While the Federal Rules of Civil Procedure did not expressly recognize a motion to reconsider, the court discussed various other federal rules and case law in seeking authority allowing for this motion. Specifically, Rule 54(b) allowed a court to review non-final orders, but as noted by several courts, motions to reconsider “‘are viewed with disfavor…'”. Motions to reconsider may address newly discovered evidence. However, the plaintiffs did not argue that any of the 37 exhibits attached to their motion or any of the three exhibits filed as supplemental authority constituted newly discovered evidence. “Rather, after over eight years of litigation and a scant four months before trial, the plaintiffs have filed a bevy of exhibits that are newly created or newly produced, but decidedly are not newly discovered.” The court summarized the lengthy steps taken in litigation. In filing these documents after the hearing, “…the plaintiffs have followed a disturbing pattern that has emerged over the course of the litigation in the consolidated cases—a practice of filing, amending or supplementing pleadings or documents after deadlines have expired, one that has contributed to the procedural quagmire of this litigation.”

The plaintiffs did not argue that the district court’s decision to bar Garza’s testimony constituted a wholesale disregard of controlling precedent. While the plaintiffs argued that the court’s conclusion that Garza’s methodology was unreliable, nothing in the plaintiffs’ hundreds of pages of reconsideration material demonstrated a manifest error of fact or law. In contrast, neither Garza’s reports nor his deposition testimony provided any basis for the court or the defendants to assess his methodology for reliability.
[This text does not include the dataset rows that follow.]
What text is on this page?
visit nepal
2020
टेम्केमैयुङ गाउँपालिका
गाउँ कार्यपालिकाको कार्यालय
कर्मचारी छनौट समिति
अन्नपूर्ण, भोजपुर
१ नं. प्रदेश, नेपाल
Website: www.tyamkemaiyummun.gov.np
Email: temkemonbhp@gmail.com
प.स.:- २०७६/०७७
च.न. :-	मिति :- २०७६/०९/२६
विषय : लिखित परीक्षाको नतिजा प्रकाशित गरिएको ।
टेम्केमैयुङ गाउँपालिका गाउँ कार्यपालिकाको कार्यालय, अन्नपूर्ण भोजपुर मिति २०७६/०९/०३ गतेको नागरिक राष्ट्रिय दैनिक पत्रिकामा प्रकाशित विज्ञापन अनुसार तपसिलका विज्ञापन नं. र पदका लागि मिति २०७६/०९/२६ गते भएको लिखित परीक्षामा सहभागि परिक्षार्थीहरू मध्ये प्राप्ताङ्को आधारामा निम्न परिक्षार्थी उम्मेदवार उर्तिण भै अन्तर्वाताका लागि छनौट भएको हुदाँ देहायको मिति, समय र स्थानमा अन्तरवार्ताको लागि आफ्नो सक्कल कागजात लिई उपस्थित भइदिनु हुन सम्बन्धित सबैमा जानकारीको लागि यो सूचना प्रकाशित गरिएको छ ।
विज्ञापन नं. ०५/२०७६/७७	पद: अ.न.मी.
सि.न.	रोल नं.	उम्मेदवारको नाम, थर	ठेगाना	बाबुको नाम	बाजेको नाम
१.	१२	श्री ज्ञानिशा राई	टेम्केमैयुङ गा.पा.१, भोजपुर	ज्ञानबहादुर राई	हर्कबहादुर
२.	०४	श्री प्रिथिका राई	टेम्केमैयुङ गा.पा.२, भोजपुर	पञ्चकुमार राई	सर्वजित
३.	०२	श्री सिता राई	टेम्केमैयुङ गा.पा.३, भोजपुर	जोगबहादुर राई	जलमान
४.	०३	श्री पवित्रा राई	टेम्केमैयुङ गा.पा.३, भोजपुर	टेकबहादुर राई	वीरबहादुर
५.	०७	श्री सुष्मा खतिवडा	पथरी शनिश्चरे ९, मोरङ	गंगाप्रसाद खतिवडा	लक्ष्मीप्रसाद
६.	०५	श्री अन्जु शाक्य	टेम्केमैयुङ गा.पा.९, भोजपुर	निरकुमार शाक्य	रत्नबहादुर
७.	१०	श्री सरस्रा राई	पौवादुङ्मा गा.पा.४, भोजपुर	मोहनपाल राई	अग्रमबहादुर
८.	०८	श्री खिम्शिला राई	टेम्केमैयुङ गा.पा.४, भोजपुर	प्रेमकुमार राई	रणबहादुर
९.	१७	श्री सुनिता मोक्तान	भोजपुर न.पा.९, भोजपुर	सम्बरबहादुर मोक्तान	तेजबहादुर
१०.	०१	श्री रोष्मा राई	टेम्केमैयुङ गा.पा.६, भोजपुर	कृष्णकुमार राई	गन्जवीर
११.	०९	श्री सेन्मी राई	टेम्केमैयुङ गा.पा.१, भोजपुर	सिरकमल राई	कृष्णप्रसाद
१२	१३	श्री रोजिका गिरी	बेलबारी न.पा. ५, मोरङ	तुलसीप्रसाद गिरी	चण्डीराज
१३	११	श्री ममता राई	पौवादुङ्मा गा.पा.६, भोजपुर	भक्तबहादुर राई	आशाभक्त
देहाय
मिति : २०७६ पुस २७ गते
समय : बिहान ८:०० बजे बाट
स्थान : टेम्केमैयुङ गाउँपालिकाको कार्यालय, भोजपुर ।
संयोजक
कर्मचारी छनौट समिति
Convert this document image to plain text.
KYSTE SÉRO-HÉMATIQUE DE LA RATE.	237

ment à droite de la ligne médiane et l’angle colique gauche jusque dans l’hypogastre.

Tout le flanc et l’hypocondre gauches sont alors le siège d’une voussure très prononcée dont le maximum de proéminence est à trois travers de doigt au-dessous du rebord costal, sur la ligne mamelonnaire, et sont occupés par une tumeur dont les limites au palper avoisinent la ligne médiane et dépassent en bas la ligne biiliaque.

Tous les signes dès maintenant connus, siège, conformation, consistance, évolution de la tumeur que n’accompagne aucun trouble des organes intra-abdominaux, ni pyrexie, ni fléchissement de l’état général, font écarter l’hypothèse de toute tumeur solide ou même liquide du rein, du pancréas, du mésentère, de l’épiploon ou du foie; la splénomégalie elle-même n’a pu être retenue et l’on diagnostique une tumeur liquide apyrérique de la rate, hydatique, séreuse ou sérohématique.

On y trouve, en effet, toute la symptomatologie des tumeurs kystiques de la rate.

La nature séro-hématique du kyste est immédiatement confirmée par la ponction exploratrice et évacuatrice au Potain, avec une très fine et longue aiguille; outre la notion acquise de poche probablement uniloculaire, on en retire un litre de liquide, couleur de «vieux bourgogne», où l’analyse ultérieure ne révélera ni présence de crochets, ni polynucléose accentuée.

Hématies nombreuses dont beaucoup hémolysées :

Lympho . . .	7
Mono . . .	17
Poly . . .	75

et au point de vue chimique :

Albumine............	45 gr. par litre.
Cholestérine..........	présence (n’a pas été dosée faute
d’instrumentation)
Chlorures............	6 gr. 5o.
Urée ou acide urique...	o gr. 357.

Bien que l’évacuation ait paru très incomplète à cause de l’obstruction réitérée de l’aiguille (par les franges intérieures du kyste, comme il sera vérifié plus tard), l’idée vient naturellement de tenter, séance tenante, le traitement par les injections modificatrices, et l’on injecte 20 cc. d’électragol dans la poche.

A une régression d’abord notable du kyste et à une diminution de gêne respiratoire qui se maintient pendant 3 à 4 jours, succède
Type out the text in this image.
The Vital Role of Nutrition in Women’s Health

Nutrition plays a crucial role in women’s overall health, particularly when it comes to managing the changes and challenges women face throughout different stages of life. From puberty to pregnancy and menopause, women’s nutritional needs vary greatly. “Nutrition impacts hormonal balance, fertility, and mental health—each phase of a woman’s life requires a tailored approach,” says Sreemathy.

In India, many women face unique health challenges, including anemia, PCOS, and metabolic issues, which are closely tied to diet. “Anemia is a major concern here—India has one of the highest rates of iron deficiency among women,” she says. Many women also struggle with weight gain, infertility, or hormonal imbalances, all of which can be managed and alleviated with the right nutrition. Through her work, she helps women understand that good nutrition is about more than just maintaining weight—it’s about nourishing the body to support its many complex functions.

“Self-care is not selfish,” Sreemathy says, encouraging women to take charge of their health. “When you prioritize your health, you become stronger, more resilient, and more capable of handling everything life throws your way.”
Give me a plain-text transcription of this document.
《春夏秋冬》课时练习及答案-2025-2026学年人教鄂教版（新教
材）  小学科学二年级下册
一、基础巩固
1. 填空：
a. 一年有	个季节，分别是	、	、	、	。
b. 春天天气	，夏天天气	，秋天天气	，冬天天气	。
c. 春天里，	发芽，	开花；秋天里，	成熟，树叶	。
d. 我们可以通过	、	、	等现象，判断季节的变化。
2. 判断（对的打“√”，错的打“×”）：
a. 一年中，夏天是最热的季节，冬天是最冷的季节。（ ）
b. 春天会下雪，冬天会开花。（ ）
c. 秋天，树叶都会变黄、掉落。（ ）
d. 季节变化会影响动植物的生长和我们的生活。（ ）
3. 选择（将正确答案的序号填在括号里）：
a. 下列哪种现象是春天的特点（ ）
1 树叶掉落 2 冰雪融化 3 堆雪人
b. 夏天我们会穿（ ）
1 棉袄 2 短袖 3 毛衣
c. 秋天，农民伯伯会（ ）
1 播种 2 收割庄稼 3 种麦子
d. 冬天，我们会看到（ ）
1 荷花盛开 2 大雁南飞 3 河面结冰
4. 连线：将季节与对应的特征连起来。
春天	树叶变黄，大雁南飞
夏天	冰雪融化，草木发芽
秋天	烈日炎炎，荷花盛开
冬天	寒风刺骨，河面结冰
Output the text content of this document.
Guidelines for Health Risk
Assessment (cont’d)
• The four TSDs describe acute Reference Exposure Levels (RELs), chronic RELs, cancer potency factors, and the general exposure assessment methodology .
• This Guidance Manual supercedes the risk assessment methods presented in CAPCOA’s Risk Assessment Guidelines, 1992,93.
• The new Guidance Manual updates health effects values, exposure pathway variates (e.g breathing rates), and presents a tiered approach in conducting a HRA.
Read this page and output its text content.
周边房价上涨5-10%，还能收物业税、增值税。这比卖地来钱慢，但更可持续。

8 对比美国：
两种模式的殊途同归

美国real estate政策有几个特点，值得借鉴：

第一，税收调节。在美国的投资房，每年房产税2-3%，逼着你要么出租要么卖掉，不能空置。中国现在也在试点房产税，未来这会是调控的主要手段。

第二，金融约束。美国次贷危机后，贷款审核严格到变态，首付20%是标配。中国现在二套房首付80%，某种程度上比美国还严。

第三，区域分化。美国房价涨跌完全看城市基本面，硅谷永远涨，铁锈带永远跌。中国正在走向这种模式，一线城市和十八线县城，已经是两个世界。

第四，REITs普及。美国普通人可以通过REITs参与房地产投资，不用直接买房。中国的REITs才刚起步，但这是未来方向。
The district court also analyzed the plaintiffs’ motion for reconsideration under the “law of the case” exception, which authorized reconsideration if there was a compelling reason, such as a change in the law, that makes clear that the earlier ruling was erroneous. Here there was no change or clarification in the law, and the plaintiffs did not argue that the court’s decisions were clearly erroneous. The court also rejected the plaintiffs’ arguments that they should be allowed to present certain of the conclusions/opinions Garza stated in an “amended” report on the sole basis that the defendants did not specifically challenge those opinions/conclusions.